A key part of the Soviet plan for the campaign in Norway, which will be described shortly, rested on the amphibious assault on the port and airfield at Bodo. The airfield was an important base for Allied maritime aircraft as well as Norwegian fighters and it was vital to keep it under daily reconnaissance, immediately before and after hostilities began, to supplement the limited intelligence from agents and satellites on which they must otherwise rely. The air route via the Kola Peninsula from the Leningrad area, where the high-altitude but short-range reconnaissance aircraft were based, was over 4,000 kilometres and this would involve three refuelling stops. What was more important was that a mission on this pattern could not fail to be detected by the NATO early warning system. To preserve surprise about the amphibious assault this had to be avoided.
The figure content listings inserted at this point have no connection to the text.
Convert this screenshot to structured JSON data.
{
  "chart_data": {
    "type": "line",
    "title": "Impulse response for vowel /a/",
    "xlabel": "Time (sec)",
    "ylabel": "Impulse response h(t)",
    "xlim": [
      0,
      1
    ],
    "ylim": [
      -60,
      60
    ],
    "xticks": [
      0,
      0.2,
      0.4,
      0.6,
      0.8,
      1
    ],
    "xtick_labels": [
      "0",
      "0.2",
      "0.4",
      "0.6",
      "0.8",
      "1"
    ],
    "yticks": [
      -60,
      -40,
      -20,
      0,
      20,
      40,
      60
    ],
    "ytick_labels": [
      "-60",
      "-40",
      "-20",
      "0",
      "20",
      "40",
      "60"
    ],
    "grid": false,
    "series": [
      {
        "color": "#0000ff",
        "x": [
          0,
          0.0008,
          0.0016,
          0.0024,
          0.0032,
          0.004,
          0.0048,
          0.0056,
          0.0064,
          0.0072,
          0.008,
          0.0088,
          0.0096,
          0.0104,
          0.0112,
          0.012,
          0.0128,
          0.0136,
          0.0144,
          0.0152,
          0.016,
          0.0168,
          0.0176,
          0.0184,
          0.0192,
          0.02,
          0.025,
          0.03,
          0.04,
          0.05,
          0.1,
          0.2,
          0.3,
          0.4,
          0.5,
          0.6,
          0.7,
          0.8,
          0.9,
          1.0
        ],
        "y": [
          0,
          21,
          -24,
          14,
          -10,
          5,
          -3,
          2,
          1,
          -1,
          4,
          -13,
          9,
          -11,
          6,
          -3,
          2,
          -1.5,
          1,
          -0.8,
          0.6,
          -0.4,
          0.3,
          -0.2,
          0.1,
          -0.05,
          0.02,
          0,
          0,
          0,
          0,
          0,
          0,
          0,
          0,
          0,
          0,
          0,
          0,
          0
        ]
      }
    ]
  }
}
The decision was therefore taken in Moscow to send a Mig-25 Foxbat B special reconnaissance aircraft at a height of 25,000 metres every day straight across Sweden from Vaasa in Finland, and such was the importance of the task that the management of the missions was exercised directly at a high level by the Soviet Air Staff itself. The reconnaissance aircraft were unarmed. The Soviets would deal with any whining by the Swedes as they had done in the past.